Apple last week released AirPort Extreme Update 2007-001, fixing a problem on Core Duo-based Mac minis, MacBooks, and MacBook Pros that could cause crashes or worse. The fix is related to a number of other repairs to low-level wireless hardware drivers that Apple made last year in response to a proof-of-concept exploit that could – theoretically – have enabled a nearby attacker to hijack a Mac via its wireless connection (see the series “To the Maynor Born: Cache and Crash“).

If Software Update offers you the AirPort Extreme Update 2007-001, you should install it for safety’s sake, and because it may fix some other bugs, but the likelihood of the security hole being exploited is nil. If you see any new problems after updating (we’ve heard a few anecdotal reports), check out MacFixIt’s wireless troubleshooting tutorial. The update is a 7.4 MB download available via Software Update or as a standalone download.

Apple also released Security Update 2007-001, which resolves a possible exploit related to how QuickTime 7.1.3 handles RTSP URLs. The bug was identified by Kevin Finisterre and the pseudonymous “LMH” of the Month of Apple Bugs project. It’s a 5.9 MB download available via Software Update or as separate downloads for Mac OS X 10.4 Tiger and Mac OS X 10.3.9 Panther.

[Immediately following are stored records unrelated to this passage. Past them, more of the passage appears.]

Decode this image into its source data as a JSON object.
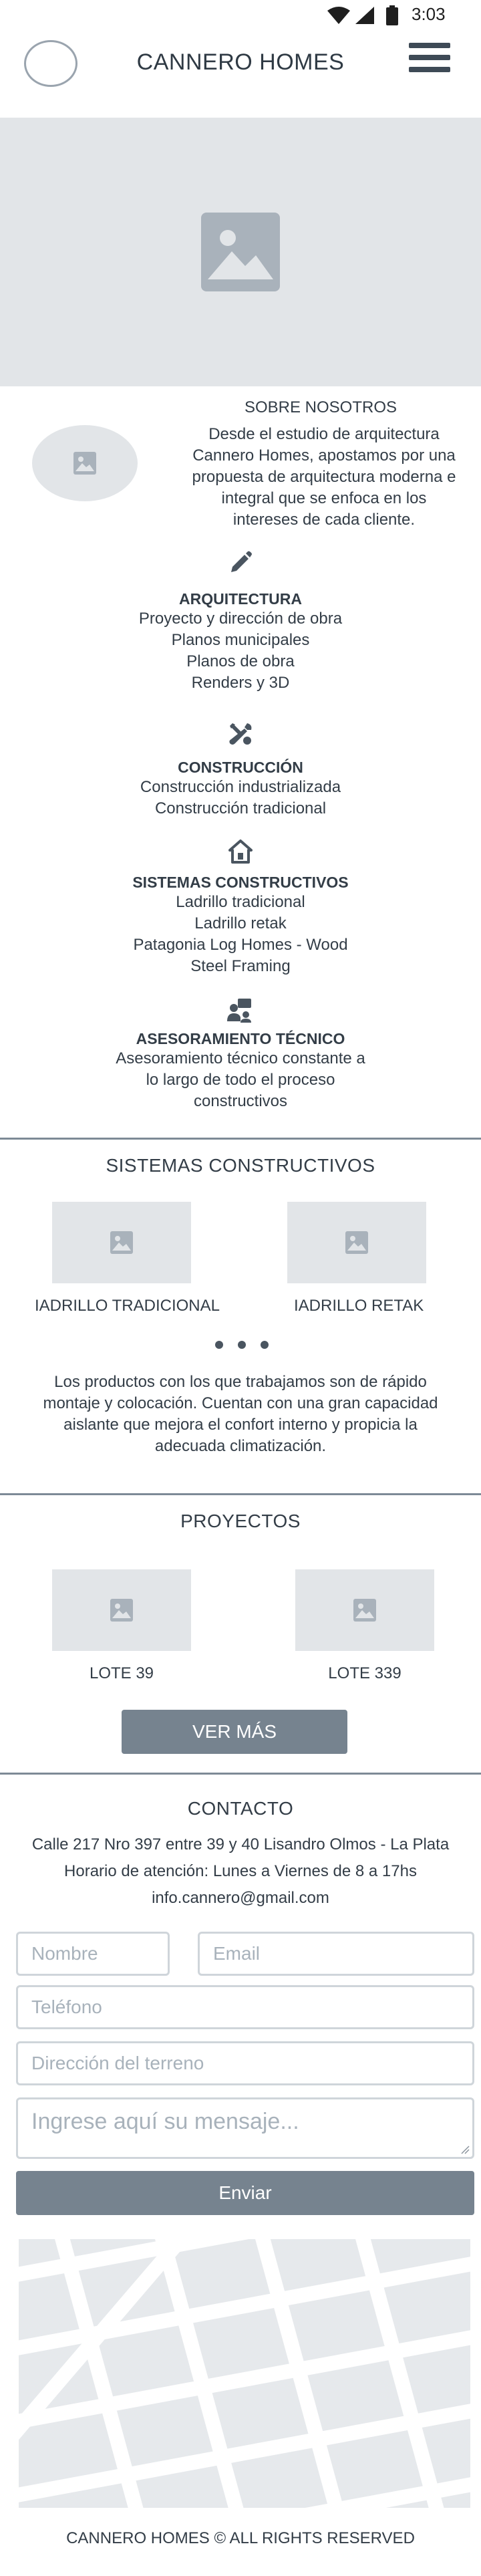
{
  "status_bar": {
    "time": "3:03"
  },
  "header": {
    "brand": "CANNERO HOMES"
  },
  "about": {
    "title": "SOBRE NOSOTROS",
    "lines": [
      "Desde el estudio de arquitectura",
      "Cannero Homes, apostamos por una",
      "propuesta de arquitectura moderna e",
      "integral que se enfoca en los",
      "intereses de cada cliente."
    ]
  },
  "services": [
    {
      "icon": "pencil-icon",
      "title": "ARQUITECTURA",
      "lines": [
        "Proyecto y dirección de obra",
        "Planos municipales",
        "Planos de obra",
        "Renders y 3D"
      ]
    },
    {
      "icon": "tools-icon",
      "title": "CONSTRUCCIÓN",
      "lines": [
        "Construcción industrializada",
        "Construcción tradicional"
      ]
    },
    {
      "icon": "house-icon",
      "title": "SISTEMAS CONSTRUCTIVOS",
      "lines": [
        "Ladrillo tradicional",
        "Ladrillo retak",
        "Patagonia Log Homes - Wood",
        "Steel Framing"
      ]
    },
    {
      "icon": "consulting-icon",
      "title": "ASESORAMIENTO TÉCNICO",
      "lines": [
        "Asesoramiento técnico constante a",
        "lo largo de todo el proceso",
        "constructivos"
      ]
    }
  ],
  "systems": {
    "title": "SISTEMAS CONSTRUCTIVOS",
    "items": [
      "IADRILLO TRADICIONAL",
      "IADRILLO RETAK"
    ],
    "description": [
      "Los productos con los que trabajamos son de rápido",
      "montaje y colocación. Cuentan con una gran capacidad",
      "aislante que mejora el confort interno y propicia la",
      "adecuada climatización."
    ]
  },
  "projects": {
    "title": "PROYECTOS",
    "items": [
      "LOTE 39",
      "LOTE 339"
    ],
    "more_button": "VER MÁS"
  },
  "contact": {
    "title": "CONTACTO",
    "address": "Calle 217 Nro 397 entre 39 y 40 Lisandro Olmos - La Plata",
    "hours": "Horario de atención: Lunes a Viernes de 8 a 17hs",
    "email": "info.cannero@gmail.com",
    "form": {
      "name_placeholder": "Nombre",
      "email_placeholder": "Email",
      "phone_placeholder": "Teléfono",
      "address_placeholder": "Dirección del terreno",
      "message_placeholder": "Ingrese aquí su mensaje...",
      "submit_label": "Enviar"
    }
  },
  "footer": {
    "copyright": "CANNERO HOMES © ALL RIGHTS RESERVED"
  },
  "colors": {
    "accent": "#76838f",
    "placeholder_bg": "#e2e5e8",
    "divider": "#7d8a96"
  }
}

Meanwhile, the Month of Apple Bugs project has found another bug that has captured the interest of people in the security community whose opinions I value. It turns out that Mac OS X’s Software Update, when fed a file with a sufficiently malformed name, can be caused to crash or – in theory – to execute that bugaboo of the security crowd, “arbitrary code.” (In other words, Software Update could be caused to run code that could replicate itself, delete data, or have other harmful effects. I say “in theory” because there’s no known way yet to make that happen, but it’s possible.)

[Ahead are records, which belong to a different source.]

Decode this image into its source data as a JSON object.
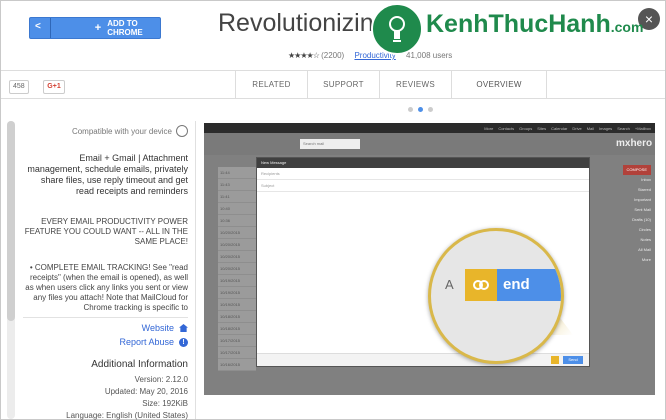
{
  "header": {
    "title": "Revolutionizing...",
    "add_button_label": "ADD TO CHROME",
    "rating_count": "(2200)",
    "category": "Productivity",
    "users": "41,008 users"
  },
  "share": {
    "count": "458",
    "gplus_label": "G+1"
  },
  "tabs": [
    "OVERVIEW",
    "REVIEWS",
    "SUPPORT",
    "RELATED"
  ],
  "sidebar": {
    "compatible": "Compatible with your device",
    "desc_main": "Email + Gmail | Attachment management, schedule emails, privately share files, use reply timeout and get read receipts and reminders",
    "desc_upper": "EVERY EMAIL PRODUCTIVITY POWER FEATURE YOU COULD WANT -- ALL IN THE SAME PLACE!",
    "desc_long": "• COMPLETE EMAIL TRACKING! See \"read receipts\" (when the email is opened), as well as when users click any links you sent or view any files you attach! Note that MailCloud for Chrome tracking is specific to",
    "website": "Website",
    "report_abuse": "Report Abuse",
    "info_title": "Additional Information",
    "version": "Version: 2.12.0",
    "updated": "Updated: May 20, 2016",
    "size": "Size: 192KiB",
    "language": "Language: English (United States)"
  },
  "shot": {
    "brand": "mxhero",
    "topbar": [
      "+Mailbox",
      "Search",
      "Images",
      "Mail",
      "Drive",
      "Calendar",
      "Sites",
      "Groups",
      "Contacts",
      "More"
    ],
    "search": "Search mail",
    "compose_title": "New Message",
    "compose_to": "Recipients",
    "compose_subject": "Subject",
    "send_small": "Send",
    "lens_send": "end",
    "lens_font": "A",
    "nav_compose": "COMPOSE",
    "nav": [
      "Inbox",
      "Starred",
      "Important",
      "Sent Mail",
      "Drafts (10)",
      "Circles",
      "Notes",
      "All Mail",
      "More"
    ],
    "rows": [
      "11:44",
      "11:43",
      "11:41",
      "10:40",
      "10:36",
      "10/20/2015",
      "10/20/2015",
      "10/20/2015",
      "10/20/2015",
      "10/19/2015",
      "10/19/2015",
      "10/19/2015",
      "10/18/2015",
      "10/18/2015",
      "10/17/2015",
      "10/17/2015",
      "10/16/2015"
    ]
  },
  "watermark": {
    "brand": "KenhThucHanh",
    "suffix": ".com"
  },
  "colors": {
    "accent": "#4d8fe8",
    "track": "#e8b52a",
    "link": "#3367d6",
    "watermark": "#1f8a4c"
  }
}
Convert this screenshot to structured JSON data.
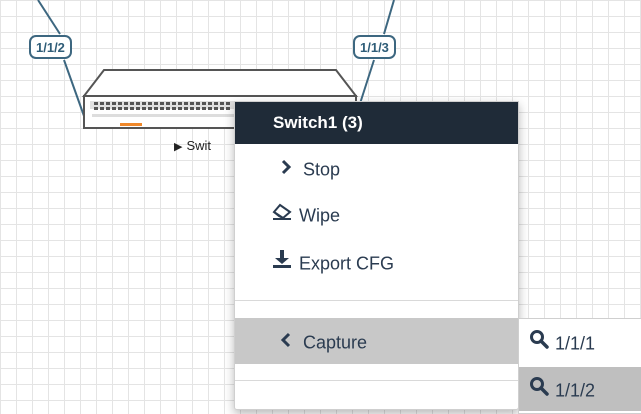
{
  "topology": {
    "links": [
      {
        "label": "1/1/2"
      },
      {
        "label": "1/1/3"
      }
    ],
    "node": {
      "label_visible": "Swit",
      "status_glyph": "▶"
    }
  },
  "context_menu": {
    "title": "Switch1 (3)",
    "items": [
      {
        "label": "Stop",
        "icon": "chevron-right-icon"
      },
      {
        "label": "Wipe",
        "icon": "eraser-icon"
      },
      {
        "label": "Export CFG",
        "icon": "download-icon"
      },
      {
        "label": "Capture",
        "icon": "chevron-left-icon",
        "selected": true
      }
    ]
  },
  "capture_submenu": {
    "items": [
      {
        "label": "1/1/1",
        "icon": "search-icon"
      },
      {
        "label": "1/1/2",
        "icon": "search-icon",
        "hovered": true
      }
    ]
  },
  "colors": {
    "menu_header_bg": "#1f2b38",
    "link_color": "#3d6780",
    "menu_text": "#2a3b50",
    "selected_bg": "#c8c8c8",
    "port_led": "#f0882a"
  }
}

Although the demonstration of the bug on the Month of Apple Bugs page doesn’t work in my testing, a source showed me a variant that did demonstrate that Software Update improperly handles malformed file names. If a bad guy could figure out how to embed dangerous code in a malformed file name, that file could be fed to Software Update via a link you clicked in a Web browser or through an email attachment you opened. Turning off Software Update won’t make any difference, and in fact, there’s nothing users can do to eliminate the risk of being exploited. Luckily, that risk is very low.

Apple should fix the bug, as it did with the QuickTime bug, and Mac users should continue to be careful about clicking links on dodgy Web sites, avoid opening email attachments from unknown senders, and install security updates when released by Apple. As is usually the case, the revelation of this bug changes nothing for the Macintosh community; basic safe computing provides all the security necessary to render this potential exploit moot.